NOTE: Oosto has embedded additional features to protect privacy. Upon the detection of a face, we have enabled the option to blur the faces of bystanders during video playback that were not enrolled to the watchlist. Oosto also empowers our customers to choose whether to record the faces of individuals not enrolled in the watchlist. With this feature enabled, the faces of non-enrolled individuals will not be displayed in the gallery and will not be saved on school servers. Now, our education clients can avoid unnecessary privacy risks and only record and process detections of individuals on the school’s watchlist.

Concern 2: I’m concerned that the school is retaining the facial biometrics of my child. What if that data is breached and falls into the wrong hands?

The Facts: The biometric information captured for facial recognition is fleeting. When our technology detects a face (or faces) within a video frame, it instantly converts those faces to numerical vectors for comparison to the vectors of watchlisted people. If there is no match, none of those vectors are retained by the school district. Facial recognition companies generally do not store pictures of innocent students, staff or faculty within their systems.

Importantly, none of this biometric information is transmitted to the facial recognition vendor (e.g., Oosto) over the Internet. It stays local and is managed at the district level. If there is a data breach, the data would be worthless to the hackers since these numerical vectors are encrypted and effectively made unreadable.

Concern 3: I’m concerned about the demographic bias that is baked into the facial recognition algorithms.

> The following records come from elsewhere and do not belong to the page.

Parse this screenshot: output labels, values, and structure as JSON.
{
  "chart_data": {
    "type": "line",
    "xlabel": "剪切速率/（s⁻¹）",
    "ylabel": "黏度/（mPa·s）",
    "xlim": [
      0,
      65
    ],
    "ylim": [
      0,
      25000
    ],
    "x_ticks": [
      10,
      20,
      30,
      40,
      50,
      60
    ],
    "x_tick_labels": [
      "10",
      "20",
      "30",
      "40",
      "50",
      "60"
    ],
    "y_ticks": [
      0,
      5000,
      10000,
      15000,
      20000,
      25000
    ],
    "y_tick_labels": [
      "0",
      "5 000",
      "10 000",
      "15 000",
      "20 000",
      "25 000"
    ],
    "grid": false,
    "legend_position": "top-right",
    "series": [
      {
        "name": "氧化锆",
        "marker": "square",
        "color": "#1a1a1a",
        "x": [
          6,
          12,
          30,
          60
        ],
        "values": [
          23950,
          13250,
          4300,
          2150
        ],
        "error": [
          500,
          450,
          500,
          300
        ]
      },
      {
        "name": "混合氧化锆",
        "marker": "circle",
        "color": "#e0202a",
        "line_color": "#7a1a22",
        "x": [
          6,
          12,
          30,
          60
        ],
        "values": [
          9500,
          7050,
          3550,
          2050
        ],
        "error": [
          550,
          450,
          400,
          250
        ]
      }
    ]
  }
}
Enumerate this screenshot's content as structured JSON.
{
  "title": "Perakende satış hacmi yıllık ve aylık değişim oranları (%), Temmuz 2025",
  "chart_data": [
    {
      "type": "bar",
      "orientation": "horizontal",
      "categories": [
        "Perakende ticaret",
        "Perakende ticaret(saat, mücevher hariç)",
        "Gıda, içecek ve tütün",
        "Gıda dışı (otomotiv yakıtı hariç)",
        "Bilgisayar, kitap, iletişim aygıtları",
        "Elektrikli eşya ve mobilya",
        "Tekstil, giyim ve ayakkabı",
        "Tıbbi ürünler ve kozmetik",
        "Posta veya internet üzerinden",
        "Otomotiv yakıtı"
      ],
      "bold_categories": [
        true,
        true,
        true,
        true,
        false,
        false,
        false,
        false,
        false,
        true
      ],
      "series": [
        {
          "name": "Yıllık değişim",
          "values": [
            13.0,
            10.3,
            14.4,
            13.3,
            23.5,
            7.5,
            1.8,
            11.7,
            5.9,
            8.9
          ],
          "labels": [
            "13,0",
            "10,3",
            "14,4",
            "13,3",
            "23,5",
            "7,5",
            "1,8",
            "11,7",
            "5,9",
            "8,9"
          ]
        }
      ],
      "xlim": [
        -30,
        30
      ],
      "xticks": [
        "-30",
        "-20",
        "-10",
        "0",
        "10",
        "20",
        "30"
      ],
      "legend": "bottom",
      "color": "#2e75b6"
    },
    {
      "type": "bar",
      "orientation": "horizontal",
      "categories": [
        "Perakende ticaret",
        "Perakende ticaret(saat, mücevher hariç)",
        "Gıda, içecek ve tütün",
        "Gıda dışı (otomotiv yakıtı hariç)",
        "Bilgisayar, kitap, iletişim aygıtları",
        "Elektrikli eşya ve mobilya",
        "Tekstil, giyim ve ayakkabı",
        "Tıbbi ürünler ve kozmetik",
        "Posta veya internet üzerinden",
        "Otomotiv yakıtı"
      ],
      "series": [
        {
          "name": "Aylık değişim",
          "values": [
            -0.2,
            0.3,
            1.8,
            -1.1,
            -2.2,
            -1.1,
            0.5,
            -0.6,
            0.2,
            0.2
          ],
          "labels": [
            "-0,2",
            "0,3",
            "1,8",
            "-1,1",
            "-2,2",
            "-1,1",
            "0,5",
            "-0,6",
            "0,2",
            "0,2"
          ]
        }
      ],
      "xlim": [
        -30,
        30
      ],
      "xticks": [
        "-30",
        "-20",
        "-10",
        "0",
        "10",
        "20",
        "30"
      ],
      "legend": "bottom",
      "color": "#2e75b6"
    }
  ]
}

The Facts: While there is evidence that some older versions of facial recognition technology have struggled to perform consistently across various demographic factors, the oft-repeated claim that it is inherently less accurate in matching photos of minority subjects simply does not reflect the current state of the algorithms. According to the National Institute of Standards and Technology (NIST), which tests over 650 algorithms for accuracy, there are now over 100 algorithms that can match a photo out of a lineup of over 12 million photos, over 99% of the time, regardless of race or gender. Oosto’s accuracy in real-world implementations is also north of 99%.

Concern 4: I’m concerned about who gets to decide which people are placed on a school’s watchlist

The Facts: Many schools have lists of known security threats. This often includes ex-students, parents, and faculty prone to violence, as well as known sex offenders who live in the immediate vicinity. The school district determines who gets added to the watchlist and who gets removed from the watchlist. This is completely within the school district’s jurisdiction and no watchlist decisions are made by the facial recognition vendor. We encourage school districts to be transparent about the rationale and criteria being used to add someone to their watchlist. Leading facial recognition companies like Oosto do not provide pre-populated watchlists to schools – they rely on the districts to create their own custom watchlists based on their specific security threats.

The best way to address these concerns is to educate students, parents, staff, faculty, PTAs and your local community. When the community understands how the technology works, how the misconceptions of yesteryear no longer apply (e.g., demographic bias), and how biographic data is protected, they’re generally supportive.

It’s equally important to explain the drawbacks of leveraging video surveillance without facial recognition – this means relying on staff to memorize faces, watch video footage around the clock, and spread their limited resources thinly. These limitations unfortunately mean that a bad actor could slip through your defenses.

Given the shocking rise in school violence, this needs to be a calculated gamble.